Le travail reprend bien ; ainsi, le dimanche passé à la maison ne m’a pas dérangé. Ma semaine débute cependant moins facilement que la précédente. Je doute des résultats.

Je prépare aujourd’hui la lettre à Ruth. Cela est assez dur. Il faut réfléchir. Cette réflexion m’apprend ou plutôt me découvre une pensée personnelle. Je ne comprends pas pourquoi les sentiments donnent tant de troubles difficiles à être décrits. Pourquoi y a-t-il tant de sujets, d’idées inexplicables ?

 

Mercredi 29 janvier.

C’est la journée de l’adoration perpétuelle au pensionnat.

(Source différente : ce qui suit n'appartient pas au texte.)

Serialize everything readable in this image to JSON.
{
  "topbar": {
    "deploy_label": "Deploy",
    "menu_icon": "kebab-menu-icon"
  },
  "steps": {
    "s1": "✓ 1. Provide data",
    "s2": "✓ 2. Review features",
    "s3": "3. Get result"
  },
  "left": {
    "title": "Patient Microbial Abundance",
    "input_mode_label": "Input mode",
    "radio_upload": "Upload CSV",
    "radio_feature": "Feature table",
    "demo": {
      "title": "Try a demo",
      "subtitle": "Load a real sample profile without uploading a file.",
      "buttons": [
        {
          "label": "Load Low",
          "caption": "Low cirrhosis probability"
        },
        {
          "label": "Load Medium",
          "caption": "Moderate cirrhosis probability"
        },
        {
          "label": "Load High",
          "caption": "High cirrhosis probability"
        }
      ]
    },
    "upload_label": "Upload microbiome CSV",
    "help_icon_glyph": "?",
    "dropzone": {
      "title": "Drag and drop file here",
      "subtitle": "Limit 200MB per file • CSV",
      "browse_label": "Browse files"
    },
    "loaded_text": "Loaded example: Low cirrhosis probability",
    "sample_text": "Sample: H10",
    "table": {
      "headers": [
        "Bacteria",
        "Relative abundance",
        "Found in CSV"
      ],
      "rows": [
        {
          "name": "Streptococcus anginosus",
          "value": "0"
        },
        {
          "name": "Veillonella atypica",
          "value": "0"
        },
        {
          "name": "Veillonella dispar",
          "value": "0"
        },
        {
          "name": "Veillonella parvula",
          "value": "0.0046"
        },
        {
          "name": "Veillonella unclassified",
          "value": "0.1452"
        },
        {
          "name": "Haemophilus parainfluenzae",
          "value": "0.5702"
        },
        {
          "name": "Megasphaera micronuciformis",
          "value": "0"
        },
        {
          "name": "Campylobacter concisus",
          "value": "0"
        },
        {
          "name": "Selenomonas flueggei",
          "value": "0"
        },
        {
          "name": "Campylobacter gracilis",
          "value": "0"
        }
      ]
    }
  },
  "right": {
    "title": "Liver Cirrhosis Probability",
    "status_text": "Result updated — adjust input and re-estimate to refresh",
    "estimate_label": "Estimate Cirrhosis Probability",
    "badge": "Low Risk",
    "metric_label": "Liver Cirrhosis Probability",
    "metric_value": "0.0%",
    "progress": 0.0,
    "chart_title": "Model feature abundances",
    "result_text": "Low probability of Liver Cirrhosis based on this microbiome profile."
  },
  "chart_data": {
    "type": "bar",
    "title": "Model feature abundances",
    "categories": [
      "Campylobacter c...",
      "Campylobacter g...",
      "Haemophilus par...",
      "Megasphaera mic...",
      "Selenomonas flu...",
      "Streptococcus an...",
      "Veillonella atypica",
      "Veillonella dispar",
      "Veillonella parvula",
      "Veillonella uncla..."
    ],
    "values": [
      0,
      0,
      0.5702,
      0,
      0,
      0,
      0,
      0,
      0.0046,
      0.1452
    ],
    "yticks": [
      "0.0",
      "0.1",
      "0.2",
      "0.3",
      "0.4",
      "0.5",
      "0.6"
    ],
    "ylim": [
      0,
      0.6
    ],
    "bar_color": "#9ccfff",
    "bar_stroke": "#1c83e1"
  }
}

Le matin, j’ai regretté de ne pas m’être préparé à la communion. Ceci ne m’a pas empêché de prier pour mes parents, Catherine, Claude. J’espère  que mes paroles seront écoutées et que tous les dimanches maman ira à la messe avec ferveur, accompagné de papa.

 

Vendredi 31 janvier.

Hier, j’ai été, comme chaque jeudi, à Blanza. Il y avait un temps magnifique accompagné de chaleur. Je me suis plu à rêver dans l’herbe des plateaux de « la Bade ». Le soir de ce jeudi, j’ai emmené les gars du patro à l’église. Voici un point sur lequel je pourrais insister : la prière. Ils ne savent absolument pas prier.

La température d’aujourd’hui baisse depuis le matin ; mais, à midi, il y eut un ciel splendide. Je reçois une lettre de grand-mère Décréaux qui m’écrit aussi en tant que marraine. C’est ce que je désirai.

 

Samedi 1er février 1958

Le froid s’accentue toujours, mais autour de midi il fait assez chaud. Ce soir, beaucoup partent chez eux. Comme je reste ici, j’ai pu écouter avec beaucoup de joie un disque de Tchaïkovski et un autre de jazz moderne.

 

Dimanche 2 février

Le levé accompli, je vais à la messe.

La promenade ne fut pas tellement agréable (est-ce en groupe ou seul ? Surement en groupe accompagné, je ne me rappelle pas). Heureusement que le film était bien. C’était « Petit garçon perdu » que je voyais pour la troisième fois.